I can't believe we are still discussing Friday deploys at this point. Deploy constantly, release safely when it's ready.

DEPLOY != RELEASE

If deploying is scary, your next steps are Continuous Delivery + Feature Flags. It's 2020, none of this is experimental.
— xsb (@xavi_xsb) December 24, 2019

Overall there is a lot of debate on the topic:

Don't deploy on Friday afternoon. EVEN if you

- pair program
- use #TestDrivenDevelopment
- integrate continuously
- deploy daily
- backup daily
- can roll back any deployment

Just don't jinx it!

cc @AliceMacs
— Phlip (@Pen_Bird) February 14, 2020

There is even an account, Curator of Friday Deploys, which is dedicated to the topic.

# Why not on Fridays?

This widely-held aversion to deploying on a Friday comes from an understandable place: new code means new bugs, and nobody wants to work over the weekend to fix those bugs, which will nonetheless be affecting users' experience of the product and ultimately, the company's bottom line.

Office Space movie quote: "I'm gonna need you to come in tomorrow, and if you can come in on Sunday too, that'd be great"

Indeed, avoiding this seems pretty reasonable and it is quite natural, but imagine if we solved all of life's problems by completely avoiding the situation that enables it:

We could prevent car crashes by walking everywhere...
We could avoid getting sick by living in a bubble...
We could never create any software bugs by never writing any code...

Safe, but not very practical! Risk management is about understanding your risks and controlling them, not always avoiding them.

So, let's look at some ways that your team can become comfortable with deploying, releasing and operating software, which will improve not only your time to market, but your software's quality, reliability and user experience. The fear of Friday deploys can become a thing of the past.

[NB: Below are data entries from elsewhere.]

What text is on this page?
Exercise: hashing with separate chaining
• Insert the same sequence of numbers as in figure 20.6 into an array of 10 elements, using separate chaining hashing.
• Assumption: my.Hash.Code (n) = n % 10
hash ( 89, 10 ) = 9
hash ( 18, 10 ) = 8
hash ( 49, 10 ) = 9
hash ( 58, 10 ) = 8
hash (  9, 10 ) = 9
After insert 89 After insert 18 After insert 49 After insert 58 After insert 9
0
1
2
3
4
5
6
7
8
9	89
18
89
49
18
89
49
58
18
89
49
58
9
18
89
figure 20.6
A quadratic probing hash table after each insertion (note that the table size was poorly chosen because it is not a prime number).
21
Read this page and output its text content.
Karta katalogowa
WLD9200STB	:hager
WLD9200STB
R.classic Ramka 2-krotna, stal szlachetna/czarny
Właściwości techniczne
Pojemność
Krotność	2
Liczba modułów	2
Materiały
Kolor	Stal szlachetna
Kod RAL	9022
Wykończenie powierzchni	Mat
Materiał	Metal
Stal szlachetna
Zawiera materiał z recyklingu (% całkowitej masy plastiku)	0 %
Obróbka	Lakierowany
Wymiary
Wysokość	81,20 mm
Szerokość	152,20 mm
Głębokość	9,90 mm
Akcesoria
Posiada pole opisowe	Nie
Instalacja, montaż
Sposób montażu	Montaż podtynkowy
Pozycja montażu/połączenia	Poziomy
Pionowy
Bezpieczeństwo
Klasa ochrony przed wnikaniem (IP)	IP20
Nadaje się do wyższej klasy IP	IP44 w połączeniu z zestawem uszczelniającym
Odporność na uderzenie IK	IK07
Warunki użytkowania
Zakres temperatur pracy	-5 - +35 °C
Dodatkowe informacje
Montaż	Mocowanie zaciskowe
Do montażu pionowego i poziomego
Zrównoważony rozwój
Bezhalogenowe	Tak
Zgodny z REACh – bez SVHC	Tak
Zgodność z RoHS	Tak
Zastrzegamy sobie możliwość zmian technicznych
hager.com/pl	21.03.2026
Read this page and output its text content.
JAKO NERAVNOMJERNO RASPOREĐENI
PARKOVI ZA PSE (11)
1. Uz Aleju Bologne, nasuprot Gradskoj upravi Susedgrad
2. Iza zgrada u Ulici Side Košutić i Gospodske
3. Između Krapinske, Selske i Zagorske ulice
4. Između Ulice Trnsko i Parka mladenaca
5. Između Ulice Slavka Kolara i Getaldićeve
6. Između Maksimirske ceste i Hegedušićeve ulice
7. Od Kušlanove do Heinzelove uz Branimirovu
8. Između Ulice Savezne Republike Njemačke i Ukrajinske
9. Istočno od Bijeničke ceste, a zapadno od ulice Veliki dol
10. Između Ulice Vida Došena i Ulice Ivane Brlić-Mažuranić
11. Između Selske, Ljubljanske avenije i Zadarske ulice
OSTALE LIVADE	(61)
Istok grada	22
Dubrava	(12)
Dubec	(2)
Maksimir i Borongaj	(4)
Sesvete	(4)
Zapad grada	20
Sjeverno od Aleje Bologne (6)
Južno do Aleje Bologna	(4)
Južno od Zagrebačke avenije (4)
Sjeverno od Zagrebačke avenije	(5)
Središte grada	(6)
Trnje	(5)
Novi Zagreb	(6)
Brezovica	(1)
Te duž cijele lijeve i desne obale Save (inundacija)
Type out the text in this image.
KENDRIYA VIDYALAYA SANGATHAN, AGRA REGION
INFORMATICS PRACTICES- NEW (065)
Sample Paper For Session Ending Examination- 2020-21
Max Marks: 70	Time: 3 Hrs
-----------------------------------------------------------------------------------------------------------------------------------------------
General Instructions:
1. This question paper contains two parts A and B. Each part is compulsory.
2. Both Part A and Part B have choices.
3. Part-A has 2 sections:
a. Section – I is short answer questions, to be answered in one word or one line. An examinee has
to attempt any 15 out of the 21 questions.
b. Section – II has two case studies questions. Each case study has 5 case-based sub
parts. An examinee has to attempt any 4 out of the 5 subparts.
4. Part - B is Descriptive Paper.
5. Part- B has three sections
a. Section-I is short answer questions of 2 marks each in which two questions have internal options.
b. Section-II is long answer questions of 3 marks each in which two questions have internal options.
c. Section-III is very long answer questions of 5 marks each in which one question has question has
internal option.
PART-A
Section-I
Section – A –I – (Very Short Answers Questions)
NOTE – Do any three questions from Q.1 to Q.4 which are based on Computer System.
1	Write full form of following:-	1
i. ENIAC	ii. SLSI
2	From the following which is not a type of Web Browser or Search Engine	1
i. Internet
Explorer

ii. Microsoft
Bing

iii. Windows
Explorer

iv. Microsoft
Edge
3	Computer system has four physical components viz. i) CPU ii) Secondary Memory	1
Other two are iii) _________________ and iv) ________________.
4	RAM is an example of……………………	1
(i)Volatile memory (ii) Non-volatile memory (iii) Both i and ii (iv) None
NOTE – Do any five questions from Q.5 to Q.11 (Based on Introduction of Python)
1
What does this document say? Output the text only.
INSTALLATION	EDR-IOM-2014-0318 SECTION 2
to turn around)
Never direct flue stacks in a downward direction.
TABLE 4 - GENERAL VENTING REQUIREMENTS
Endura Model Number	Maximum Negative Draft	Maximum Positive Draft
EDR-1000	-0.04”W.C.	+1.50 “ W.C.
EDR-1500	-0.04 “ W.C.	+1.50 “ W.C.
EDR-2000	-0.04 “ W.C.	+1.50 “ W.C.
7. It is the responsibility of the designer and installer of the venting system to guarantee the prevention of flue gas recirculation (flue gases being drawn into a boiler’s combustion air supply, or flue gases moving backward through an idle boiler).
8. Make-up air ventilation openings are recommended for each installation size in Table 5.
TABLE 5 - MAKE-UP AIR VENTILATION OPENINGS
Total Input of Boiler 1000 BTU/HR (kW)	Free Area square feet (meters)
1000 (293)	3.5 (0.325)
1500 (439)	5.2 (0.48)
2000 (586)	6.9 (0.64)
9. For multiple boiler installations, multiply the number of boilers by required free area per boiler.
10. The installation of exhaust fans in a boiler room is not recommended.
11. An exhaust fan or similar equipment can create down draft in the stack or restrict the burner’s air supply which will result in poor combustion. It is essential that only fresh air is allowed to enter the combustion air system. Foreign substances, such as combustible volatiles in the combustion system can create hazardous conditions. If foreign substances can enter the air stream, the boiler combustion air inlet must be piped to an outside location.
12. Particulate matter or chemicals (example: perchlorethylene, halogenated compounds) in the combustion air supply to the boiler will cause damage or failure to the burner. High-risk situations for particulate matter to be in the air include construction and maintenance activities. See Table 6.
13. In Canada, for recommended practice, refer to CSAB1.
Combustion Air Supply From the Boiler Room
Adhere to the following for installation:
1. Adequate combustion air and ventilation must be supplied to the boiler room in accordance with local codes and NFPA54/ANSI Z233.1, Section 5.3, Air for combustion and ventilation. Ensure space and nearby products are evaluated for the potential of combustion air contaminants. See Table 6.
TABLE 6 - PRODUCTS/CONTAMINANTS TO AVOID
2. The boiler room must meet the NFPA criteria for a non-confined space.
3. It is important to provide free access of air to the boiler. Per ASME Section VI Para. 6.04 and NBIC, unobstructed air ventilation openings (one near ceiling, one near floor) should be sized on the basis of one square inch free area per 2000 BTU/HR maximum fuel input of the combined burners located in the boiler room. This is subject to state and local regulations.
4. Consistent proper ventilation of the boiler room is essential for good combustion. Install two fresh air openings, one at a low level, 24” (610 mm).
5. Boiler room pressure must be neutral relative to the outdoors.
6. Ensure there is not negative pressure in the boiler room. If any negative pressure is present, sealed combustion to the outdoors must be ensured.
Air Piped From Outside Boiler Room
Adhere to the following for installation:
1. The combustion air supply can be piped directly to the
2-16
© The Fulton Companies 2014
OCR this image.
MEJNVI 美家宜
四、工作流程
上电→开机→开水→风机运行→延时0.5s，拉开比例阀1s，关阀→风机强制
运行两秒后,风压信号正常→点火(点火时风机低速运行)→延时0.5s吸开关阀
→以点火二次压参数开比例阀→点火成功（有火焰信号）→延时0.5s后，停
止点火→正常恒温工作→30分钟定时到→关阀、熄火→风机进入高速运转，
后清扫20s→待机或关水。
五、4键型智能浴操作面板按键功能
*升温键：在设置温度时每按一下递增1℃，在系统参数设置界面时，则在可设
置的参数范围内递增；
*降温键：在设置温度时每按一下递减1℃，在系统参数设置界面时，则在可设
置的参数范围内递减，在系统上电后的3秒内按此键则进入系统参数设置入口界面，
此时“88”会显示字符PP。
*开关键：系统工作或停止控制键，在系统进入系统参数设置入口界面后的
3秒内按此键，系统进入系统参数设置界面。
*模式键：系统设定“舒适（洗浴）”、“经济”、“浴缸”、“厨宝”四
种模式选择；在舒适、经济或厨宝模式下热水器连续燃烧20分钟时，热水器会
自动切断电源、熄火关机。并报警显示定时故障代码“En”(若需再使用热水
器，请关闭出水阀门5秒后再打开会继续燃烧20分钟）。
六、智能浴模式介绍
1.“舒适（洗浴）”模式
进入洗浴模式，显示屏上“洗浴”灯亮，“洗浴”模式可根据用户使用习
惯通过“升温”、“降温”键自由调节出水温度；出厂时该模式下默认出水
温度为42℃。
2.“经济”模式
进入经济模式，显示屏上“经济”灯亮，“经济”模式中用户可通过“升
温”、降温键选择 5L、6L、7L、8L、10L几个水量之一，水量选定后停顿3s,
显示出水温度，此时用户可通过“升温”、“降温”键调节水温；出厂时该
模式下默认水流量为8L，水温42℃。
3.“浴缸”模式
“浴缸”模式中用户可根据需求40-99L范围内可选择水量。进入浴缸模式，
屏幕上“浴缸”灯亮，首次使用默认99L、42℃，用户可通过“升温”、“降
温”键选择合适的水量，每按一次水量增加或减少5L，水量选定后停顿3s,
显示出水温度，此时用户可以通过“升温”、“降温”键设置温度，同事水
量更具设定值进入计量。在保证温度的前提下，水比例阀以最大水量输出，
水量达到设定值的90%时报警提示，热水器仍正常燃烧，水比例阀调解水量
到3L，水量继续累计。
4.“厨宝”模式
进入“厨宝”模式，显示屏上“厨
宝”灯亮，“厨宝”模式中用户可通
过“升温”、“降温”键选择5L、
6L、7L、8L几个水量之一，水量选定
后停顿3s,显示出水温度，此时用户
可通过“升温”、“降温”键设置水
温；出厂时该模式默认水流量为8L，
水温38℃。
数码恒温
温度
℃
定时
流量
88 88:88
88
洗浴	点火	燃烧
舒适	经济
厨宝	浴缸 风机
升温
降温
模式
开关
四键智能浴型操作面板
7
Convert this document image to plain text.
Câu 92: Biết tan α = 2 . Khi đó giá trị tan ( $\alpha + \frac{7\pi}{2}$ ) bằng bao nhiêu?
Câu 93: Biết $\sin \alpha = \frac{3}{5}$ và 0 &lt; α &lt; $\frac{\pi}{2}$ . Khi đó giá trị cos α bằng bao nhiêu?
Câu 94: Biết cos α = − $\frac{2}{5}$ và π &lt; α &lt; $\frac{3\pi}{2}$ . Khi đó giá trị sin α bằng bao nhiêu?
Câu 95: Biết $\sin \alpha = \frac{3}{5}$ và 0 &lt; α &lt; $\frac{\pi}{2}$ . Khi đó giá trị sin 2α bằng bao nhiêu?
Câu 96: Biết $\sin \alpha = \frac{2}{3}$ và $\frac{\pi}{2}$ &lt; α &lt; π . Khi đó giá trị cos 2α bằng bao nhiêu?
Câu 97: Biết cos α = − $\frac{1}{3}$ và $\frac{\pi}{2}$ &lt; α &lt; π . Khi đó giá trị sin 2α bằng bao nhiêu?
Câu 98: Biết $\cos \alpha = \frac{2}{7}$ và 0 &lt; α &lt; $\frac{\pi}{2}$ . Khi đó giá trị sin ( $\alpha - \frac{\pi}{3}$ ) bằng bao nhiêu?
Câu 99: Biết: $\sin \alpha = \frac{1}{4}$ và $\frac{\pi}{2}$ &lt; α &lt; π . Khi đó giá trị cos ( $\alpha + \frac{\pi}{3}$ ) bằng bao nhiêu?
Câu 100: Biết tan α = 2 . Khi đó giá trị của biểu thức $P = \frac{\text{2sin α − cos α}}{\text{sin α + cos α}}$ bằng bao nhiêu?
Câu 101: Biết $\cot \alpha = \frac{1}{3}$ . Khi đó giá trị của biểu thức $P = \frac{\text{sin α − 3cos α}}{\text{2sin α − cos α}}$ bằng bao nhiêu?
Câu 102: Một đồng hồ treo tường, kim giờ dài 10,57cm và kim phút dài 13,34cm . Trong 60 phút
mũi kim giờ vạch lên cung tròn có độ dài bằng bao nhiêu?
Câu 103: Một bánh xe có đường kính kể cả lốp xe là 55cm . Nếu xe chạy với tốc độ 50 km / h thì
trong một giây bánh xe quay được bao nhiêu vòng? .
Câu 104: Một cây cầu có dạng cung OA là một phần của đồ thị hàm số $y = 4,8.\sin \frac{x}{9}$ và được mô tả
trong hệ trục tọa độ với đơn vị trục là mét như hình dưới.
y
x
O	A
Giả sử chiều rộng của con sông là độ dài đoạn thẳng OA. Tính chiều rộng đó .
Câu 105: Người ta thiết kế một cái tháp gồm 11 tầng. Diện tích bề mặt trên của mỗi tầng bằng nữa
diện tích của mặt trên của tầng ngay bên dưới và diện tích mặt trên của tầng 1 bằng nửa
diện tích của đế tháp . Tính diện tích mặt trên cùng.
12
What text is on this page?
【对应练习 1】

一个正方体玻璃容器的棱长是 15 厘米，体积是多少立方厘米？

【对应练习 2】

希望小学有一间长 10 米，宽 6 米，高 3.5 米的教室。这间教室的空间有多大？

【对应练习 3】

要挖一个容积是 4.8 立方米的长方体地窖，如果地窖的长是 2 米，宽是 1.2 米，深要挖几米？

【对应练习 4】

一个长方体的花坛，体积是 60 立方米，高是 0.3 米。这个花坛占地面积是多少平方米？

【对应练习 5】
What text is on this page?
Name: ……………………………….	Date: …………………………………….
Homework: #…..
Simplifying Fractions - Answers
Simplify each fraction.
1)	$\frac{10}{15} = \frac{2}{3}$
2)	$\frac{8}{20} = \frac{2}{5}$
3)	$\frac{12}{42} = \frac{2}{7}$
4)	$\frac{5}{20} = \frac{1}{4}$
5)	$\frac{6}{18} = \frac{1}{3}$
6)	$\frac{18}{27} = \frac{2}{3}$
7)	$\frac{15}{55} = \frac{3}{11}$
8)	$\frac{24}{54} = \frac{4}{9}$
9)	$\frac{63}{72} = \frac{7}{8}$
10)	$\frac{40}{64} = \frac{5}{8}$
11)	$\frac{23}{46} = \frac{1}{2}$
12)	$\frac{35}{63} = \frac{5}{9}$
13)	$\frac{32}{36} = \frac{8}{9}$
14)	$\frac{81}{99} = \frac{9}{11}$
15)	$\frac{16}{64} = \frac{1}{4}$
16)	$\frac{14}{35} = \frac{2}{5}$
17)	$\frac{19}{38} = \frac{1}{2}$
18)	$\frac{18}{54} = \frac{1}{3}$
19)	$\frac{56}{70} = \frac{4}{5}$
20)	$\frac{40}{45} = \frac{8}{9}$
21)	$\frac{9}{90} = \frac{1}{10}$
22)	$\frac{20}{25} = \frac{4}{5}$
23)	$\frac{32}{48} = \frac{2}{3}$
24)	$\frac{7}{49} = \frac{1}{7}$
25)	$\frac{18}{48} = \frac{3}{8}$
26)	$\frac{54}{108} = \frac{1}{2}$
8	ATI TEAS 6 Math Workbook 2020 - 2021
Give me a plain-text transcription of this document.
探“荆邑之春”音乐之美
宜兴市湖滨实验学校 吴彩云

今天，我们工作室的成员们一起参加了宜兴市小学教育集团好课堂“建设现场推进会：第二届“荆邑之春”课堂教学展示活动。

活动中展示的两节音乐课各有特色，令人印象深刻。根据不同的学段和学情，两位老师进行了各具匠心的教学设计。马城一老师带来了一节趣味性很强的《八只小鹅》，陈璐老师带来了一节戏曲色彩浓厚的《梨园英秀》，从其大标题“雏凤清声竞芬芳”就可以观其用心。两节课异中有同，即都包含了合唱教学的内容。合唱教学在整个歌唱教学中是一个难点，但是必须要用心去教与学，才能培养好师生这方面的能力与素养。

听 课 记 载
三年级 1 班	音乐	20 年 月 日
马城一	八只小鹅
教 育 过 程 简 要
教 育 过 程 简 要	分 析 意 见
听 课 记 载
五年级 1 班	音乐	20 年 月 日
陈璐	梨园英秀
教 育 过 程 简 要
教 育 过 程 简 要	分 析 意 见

# Make yourselves comfortable

This is a challenging transition for many teams, because deployments are seen as "big and scary". In many cases, they actually are! As a consultant, freelancer and developer, I have worked with and for organisations at various levels of maturity concerning their software delivery. The teams that have embraced more of the concepts and solutions described in this post are the ones I have found to have the most robust software delivery.

Many of the topics discussed below are interrelated, and changing people's mindsets about this can be very challenging because these linked ideas can form a rigid grid of beliefs. A lot is based on people's past experiences, which are certainly valid and should never be dismissed.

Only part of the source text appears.